In Türkiye, the pro-Kurdish elected mayor of the city of Van was denied a certificate of appointment. The protests against this were now successful.

People at a demonstration in Türkiye

In Diyarbakir on April 2, people protested against Zeydan's subsequent exclusion. Photo: Mehmet Masum Suer/Sopa Images

ISTANBUL dpa | After protests against his exclusion of a pro-Kurdish politician from his mayoralty, Turkey's supreme electoral authority reviewed the decision. The authority granted politician Abdullah Zeydan the mandate for mayor of the eastern Turkish city of Van, thus confirming the objection of his party, state news agency Anadolu reported on Wednesday.

Zeydan was elected mayor on Sunday in the Turkish local elections in Van with 55 percent. However, according to his party, he was denied the certificate of appointment. The local electoral authority justified his decision by saying that Zeydan had a criminal record and therefore should not have run in the elections, state news agency Anadolu reported.
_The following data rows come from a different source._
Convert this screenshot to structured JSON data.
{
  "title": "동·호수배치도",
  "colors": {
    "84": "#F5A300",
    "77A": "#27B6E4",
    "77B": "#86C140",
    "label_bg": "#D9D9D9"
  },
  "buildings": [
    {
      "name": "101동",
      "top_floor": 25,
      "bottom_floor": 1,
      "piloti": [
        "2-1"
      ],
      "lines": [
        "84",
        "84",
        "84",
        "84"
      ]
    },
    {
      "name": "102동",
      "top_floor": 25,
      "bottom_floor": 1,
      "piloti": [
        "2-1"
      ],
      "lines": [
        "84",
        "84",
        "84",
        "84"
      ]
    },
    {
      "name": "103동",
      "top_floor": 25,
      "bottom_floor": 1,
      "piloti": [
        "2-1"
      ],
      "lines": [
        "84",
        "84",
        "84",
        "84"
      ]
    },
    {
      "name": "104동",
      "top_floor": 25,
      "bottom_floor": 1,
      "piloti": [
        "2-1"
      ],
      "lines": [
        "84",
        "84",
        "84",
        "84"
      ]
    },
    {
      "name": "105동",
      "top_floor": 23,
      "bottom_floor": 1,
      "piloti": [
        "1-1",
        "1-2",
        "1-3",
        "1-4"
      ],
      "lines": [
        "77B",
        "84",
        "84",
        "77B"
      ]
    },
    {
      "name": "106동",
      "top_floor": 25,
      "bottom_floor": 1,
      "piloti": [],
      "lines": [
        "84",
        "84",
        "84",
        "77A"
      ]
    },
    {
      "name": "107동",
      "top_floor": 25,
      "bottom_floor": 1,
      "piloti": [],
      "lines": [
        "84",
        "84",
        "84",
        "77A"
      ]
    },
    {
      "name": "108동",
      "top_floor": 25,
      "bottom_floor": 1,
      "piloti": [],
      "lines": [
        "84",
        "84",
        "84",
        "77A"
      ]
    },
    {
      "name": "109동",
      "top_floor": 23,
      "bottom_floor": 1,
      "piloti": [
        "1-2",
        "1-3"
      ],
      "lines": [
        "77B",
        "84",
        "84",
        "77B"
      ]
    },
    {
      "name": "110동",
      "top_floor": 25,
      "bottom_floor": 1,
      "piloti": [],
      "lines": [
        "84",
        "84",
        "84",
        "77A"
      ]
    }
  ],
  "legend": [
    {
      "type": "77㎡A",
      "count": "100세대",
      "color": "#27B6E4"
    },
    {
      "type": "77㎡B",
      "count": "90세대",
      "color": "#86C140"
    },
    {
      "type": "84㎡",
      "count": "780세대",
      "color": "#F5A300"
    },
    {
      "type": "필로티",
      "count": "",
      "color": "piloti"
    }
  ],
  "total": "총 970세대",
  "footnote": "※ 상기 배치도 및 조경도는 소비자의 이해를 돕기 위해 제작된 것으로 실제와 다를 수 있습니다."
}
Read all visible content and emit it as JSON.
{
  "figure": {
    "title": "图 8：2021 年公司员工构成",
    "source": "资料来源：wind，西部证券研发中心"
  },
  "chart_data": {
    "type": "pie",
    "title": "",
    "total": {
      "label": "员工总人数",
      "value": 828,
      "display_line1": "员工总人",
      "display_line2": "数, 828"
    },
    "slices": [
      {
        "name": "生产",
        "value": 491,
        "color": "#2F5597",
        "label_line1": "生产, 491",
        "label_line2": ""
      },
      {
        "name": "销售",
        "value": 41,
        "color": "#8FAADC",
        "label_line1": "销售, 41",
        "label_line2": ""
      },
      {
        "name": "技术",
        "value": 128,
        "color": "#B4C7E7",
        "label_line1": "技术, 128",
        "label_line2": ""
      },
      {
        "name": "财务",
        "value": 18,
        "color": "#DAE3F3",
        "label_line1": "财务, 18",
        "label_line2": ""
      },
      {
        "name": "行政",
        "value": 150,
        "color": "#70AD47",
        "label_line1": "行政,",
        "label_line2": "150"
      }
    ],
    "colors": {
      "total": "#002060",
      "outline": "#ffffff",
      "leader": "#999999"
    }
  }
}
Electoral authorities had approved Zeydan as a candidate in Sunday's elections weeks ago. Instead of Zeydan, the second-place candidate from the AKP, President Recep Tayyip Erdogan's party, should be appointed mayor. According to preliminary results, in Van this percentage reached around 27 percent.

The Democratic party, for which Zeydan ran, objected to the decision. In many Turkish cities people protested against the decision, also because the incident was reminiscent of the dismissals of local pro-Kurdish politicians in the past.

In the 2019 local elections, the pro-Kurdish party under the name HDP won 65 mayoral positions, but the Ankara government dismissed most of the politicians due to terrorism accusations and replaced them with trustees.